El Gobierno de Qatar negó categóricamente este sábado la detención de tres pilotos del régimen de Irán, luego de que un general de la teocracia exige la liberación de los aviadores presuntamente derribados en marzo durante misiones contra Estados Unidos. Las autoridades locales emitieron un comunicado oficial desde Doha para desmentir las acusaciones de Teherán.
El Ministerio de Asuntos Exteriores de Qatar calificó de engañosas las afirmaciones transmitidas en medio de los esfuerzos diplomáticos para rebajar las tensiones regionales. La cancillería rechazó la versión oficial sobre el supuesto derribo de aeronaves Sukhoi en suelo qatarí. La diplomacia desmontó las falsedades lanzadas por el aparato propagandístico de la dictadura persa.

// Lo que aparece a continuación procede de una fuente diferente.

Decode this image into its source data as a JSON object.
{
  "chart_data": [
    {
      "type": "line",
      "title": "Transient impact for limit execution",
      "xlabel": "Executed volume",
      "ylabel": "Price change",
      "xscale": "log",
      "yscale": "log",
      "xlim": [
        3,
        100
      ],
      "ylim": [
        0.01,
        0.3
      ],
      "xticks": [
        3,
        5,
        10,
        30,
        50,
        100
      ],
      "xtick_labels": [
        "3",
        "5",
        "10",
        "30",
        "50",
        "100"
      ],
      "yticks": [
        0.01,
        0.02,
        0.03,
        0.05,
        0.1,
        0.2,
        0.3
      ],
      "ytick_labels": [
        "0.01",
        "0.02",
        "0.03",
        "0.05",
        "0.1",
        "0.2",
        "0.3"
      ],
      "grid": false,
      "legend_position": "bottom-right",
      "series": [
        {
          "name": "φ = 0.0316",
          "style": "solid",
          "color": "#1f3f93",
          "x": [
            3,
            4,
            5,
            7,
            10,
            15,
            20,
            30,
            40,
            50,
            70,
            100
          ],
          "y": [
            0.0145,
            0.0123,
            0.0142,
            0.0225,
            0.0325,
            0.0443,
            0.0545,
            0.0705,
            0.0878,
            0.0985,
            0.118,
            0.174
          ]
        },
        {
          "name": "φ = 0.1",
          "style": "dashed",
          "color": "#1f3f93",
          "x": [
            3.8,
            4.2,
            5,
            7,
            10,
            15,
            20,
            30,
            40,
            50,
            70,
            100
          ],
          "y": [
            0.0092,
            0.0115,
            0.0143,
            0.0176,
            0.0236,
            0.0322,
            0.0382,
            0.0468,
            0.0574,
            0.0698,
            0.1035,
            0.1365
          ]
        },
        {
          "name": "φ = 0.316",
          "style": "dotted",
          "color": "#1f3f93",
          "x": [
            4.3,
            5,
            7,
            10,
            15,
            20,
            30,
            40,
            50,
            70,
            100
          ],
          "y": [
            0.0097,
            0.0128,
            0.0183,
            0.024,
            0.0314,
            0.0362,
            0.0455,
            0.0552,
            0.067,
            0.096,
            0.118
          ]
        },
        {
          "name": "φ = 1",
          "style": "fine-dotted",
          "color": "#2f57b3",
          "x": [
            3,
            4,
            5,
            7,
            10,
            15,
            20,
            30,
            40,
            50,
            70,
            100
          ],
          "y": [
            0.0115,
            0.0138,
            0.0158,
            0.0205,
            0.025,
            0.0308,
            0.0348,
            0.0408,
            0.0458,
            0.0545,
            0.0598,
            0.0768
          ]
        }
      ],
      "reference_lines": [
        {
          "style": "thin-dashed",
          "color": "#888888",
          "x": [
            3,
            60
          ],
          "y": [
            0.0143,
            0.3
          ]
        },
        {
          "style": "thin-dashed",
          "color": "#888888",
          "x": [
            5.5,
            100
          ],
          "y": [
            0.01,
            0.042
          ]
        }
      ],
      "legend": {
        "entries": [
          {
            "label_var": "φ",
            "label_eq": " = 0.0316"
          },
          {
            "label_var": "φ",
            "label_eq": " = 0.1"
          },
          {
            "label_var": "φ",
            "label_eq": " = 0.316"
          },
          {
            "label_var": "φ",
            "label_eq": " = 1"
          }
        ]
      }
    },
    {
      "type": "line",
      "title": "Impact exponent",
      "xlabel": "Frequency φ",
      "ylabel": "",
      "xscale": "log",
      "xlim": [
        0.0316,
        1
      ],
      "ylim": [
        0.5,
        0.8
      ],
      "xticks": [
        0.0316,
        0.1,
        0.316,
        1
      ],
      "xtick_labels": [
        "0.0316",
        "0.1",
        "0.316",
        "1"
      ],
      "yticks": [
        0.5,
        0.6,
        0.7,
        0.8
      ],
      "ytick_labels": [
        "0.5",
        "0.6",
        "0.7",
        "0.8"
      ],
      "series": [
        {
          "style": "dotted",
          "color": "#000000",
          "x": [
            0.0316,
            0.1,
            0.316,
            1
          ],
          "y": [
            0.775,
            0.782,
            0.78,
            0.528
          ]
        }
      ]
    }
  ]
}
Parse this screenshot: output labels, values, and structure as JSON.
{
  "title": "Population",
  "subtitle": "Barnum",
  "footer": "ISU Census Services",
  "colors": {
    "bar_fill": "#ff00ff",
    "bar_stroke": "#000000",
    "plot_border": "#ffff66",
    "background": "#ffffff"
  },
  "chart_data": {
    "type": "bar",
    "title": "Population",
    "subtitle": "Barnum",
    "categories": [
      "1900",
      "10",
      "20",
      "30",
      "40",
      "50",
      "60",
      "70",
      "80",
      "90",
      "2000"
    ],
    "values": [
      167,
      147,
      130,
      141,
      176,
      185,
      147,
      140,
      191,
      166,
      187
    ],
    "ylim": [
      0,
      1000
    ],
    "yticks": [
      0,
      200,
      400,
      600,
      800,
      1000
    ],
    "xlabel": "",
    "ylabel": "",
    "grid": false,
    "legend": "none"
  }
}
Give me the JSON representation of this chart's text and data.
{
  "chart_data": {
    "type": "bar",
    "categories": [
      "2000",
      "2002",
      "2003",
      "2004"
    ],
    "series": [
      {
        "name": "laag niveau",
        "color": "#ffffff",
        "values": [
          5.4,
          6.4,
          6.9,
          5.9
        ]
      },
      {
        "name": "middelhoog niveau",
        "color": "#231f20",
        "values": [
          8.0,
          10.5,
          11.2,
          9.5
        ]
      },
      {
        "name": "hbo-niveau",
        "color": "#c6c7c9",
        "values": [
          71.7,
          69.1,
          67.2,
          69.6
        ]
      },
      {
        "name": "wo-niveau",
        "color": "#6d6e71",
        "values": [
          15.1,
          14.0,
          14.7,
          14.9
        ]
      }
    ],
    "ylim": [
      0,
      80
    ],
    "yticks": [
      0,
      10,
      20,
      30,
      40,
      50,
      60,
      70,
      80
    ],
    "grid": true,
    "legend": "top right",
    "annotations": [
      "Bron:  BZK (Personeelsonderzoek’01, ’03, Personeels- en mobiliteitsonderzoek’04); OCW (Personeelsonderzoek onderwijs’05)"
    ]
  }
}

Por su parte, el mando militar del régimen iraní exigió la intervención del Comité Internacional de la Cruz Roja para localizar a los combatientes. El general Mohamad Bagherzade afirmó que dos cazas cayeron tras cumplir misiones contra bases aliadas en la zona. Las autoridades del Estado patrocinador del terrorismo atribuyeron a Qatar una violación del derecho internacional.

En paralelo, representantes de la dictadura iraní lanzaron nuevas amenazas vinculadas al paso estratégico del estrecho de Ormuz. El viceministro de Exteriores, Kazem Gharibabadi, desestimó las declaraciones estadounidenses y advirtió que Teherán mantendrá el bloqueo del paso marítimo. Las bravatas del régimen teocrático buscan chantajear la navegación comercial en la región.

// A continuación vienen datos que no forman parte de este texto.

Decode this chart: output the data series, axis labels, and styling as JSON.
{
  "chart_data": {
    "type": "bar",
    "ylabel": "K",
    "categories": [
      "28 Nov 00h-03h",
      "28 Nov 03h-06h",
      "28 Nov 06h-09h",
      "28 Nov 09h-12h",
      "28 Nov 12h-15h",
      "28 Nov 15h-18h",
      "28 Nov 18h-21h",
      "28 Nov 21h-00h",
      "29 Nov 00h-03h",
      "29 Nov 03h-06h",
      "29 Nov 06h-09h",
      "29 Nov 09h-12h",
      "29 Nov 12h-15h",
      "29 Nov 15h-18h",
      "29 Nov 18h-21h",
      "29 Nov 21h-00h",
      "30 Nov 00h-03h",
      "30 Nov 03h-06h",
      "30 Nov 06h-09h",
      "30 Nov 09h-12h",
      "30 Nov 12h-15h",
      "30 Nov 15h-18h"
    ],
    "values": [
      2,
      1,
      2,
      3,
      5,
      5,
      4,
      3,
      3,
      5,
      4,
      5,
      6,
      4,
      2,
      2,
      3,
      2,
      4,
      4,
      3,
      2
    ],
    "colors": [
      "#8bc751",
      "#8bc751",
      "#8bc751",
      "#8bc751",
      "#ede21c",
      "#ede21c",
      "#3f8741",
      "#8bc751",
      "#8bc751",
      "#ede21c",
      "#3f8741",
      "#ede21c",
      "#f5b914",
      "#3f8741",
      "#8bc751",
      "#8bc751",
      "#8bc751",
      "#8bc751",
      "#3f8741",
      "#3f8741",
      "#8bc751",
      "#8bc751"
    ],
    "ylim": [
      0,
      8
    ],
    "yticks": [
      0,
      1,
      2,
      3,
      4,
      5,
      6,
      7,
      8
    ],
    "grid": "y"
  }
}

Las autoridades de la República Islámica entablaron conversaciones con Omán para definir nuevas rutas de navegación dentro del paso petrolero. El canciller persa, Abás Araqchí, aclaró que estos contactos se desarrollan de manera independiente a las negociaciones con Washington. Los diálogos con la administración estadounidense continúan estancados tras las recientes escaladas militares.
El estrecho de Ormuz se mantiene como el principal punto de fricción operativa entre las fuerzas de la coalición y la tiranía iraní. El régimen utiliza la amenaza bélica sobre esta vía marítima clave como mecanismo de presión económica internacional. Las fuerzas aliadas vigilan la zona para resguardar la seguridad y la libre navegación.
Las gestiones mediadoras impulsadas por Qatar y Pakistán intentan mantener canales indirectos de comunicación entre las partes en conflicto. Sin embargo, las acusaciones infundadas y las provocaciones de Teherán entorpecen los avances para pacificar el área. La comunidad internacional monitorea las operaciones desplegadas en las inmediaciones del Golfo.